Bank of Canada’s move will also affect whether growth will be negative, Ambler said.

“A rise in overnight rates enhances both effects through higher debt repayment costs and higher exchange rates. The latter has night charges. [U.S.] Federal funds rate. On the other hand, the faster the fate of federal funding, the more likely the US economy will be in recession. “

He added that high growth in public spending and high deficits “fund the congestion of private investment.”

“Innovation is so slow and business investment is poor, so we’re in an era of low productivity growth,” says Ambler. “The Liberal Party government, which is doing its best to kill the fossil fuel industry, is also of little use.”

‘Soft landing’

Balancing may be too much to work. In another RBC analysis,Reduced runway for soft landing“Senior economist Joshnai wrote on July 7th. Rapid economic recovery. “

Devereux agrees.

“This is not certain. The best scenario is that inflationary impulses due to energy increases and supply chain blockages will ease by the end of the year, and consumer spending will gradually cool, causing the internal demand that is driving inflation to contract naturally. And the Bank of Canada will be able to slow or stop the rise in interest rates, “he explained.

“This is what we call a” soft landing. ” You can only do what you want. “

Kevin Beirne, an analyst at S & P Global, said supply chain issues and high energy and commodity prices could hinder growth.

“The punch line is that inflationary pressure controls economic growth. [consumers’] Disposable income is affected as all costs increase.And depending on how … it [will] Progress later this year could have serious headwinds for economic growth, “Barn said in an interview.

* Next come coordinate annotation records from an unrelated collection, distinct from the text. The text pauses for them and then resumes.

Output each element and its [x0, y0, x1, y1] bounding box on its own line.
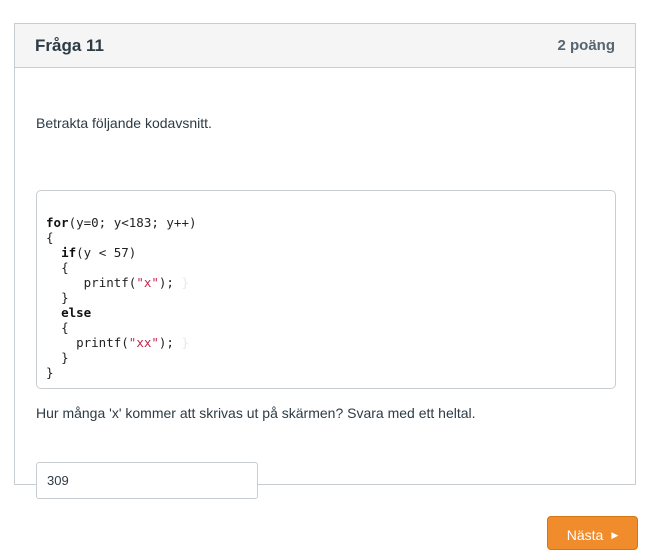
code-for-header: (y=0; y<183; y++): [68, 215, 197, 230]
code-brace: }: [61, 290, 69, 305]
question-card: Fråga 11 2 poäng Betrakta följande kodav…: [14, 23, 636, 499]
code-printf: printf(: [76, 335, 129, 350]
code-brace: }: [46, 365, 54, 380]
code-keyword-for: for: [46, 215, 69, 230]
code-string-literal: "xx": [128, 335, 159, 350]
code-ghost-mark: }: [181, 275, 190, 290]
code-brace: {: [46, 230, 54, 245]
question-intro: Betrakta följande kodavsnitt.: [36, 115, 212, 131]
code-printf: printf(: [83, 275, 137, 290]
next-button[interactable]: Nästa ▶: [547, 516, 638, 550]
code-printf-end: );: [158, 275, 174, 290]
code-brace: {: [61, 260, 69, 275]
code-keyword-else: else: [61, 305, 92, 320]
code-keyword-if: if: [61, 245, 77, 260]
answer-input[interactable]: [36, 462, 258, 499]
question-title: Fråga 11: [35, 35, 104, 55]
question-points: 2 poäng: [557, 37, 615, 54]
code-brace: }: [61, 350, 69, 365]
code-ghost-mark: }: [181, 335, 190, 350]
code-if-condition: (y < 57): [76, 245, 137, 260]
code-block: for(y=0; y<183; y++) { if(y < 57) { prin…: [46, 215, 197, 380]
question-prompt: Hur många 'x' kommer att skrivas ut på s…: [36, 405, 476, 421]
code-snippet: for(y=0; y<183; y++) { if(y < 57) { prin…: [36, 190, 616, 389]
code-printf-end: );: [158, 335, 174, 350]
code-string-literal: "x": [136, 275, 159, 290]
question-header: Fråga 11 2 poäng: [15, 24, 635, 68]
code-brace: {: [61, 320, 69, 335]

“We have a lot of global uncertainty that comes from the Russian invasion, which also slows economic growth as consumers are starting to have money because they are not confident in spending everything. It’s possible. It can cause an economic slowdown. Growth slows because we just don’t spend money. “

In response to an email from The Epoch Times, Trevor Tombe, a professor of economics at the University of Calgary, said he and no one else had a credible prophecy.

“I don’t think I have much insight,” he writes. “It’s certainly a concern shared by many, but economists generally tend to think they’re not good at predicting recessions, so don’t put too many stocks in those reports.”

Lee Harding


Lee Harding is a Saskatchewan-based journalist and think tank researcher and contributor to The Epoch Times.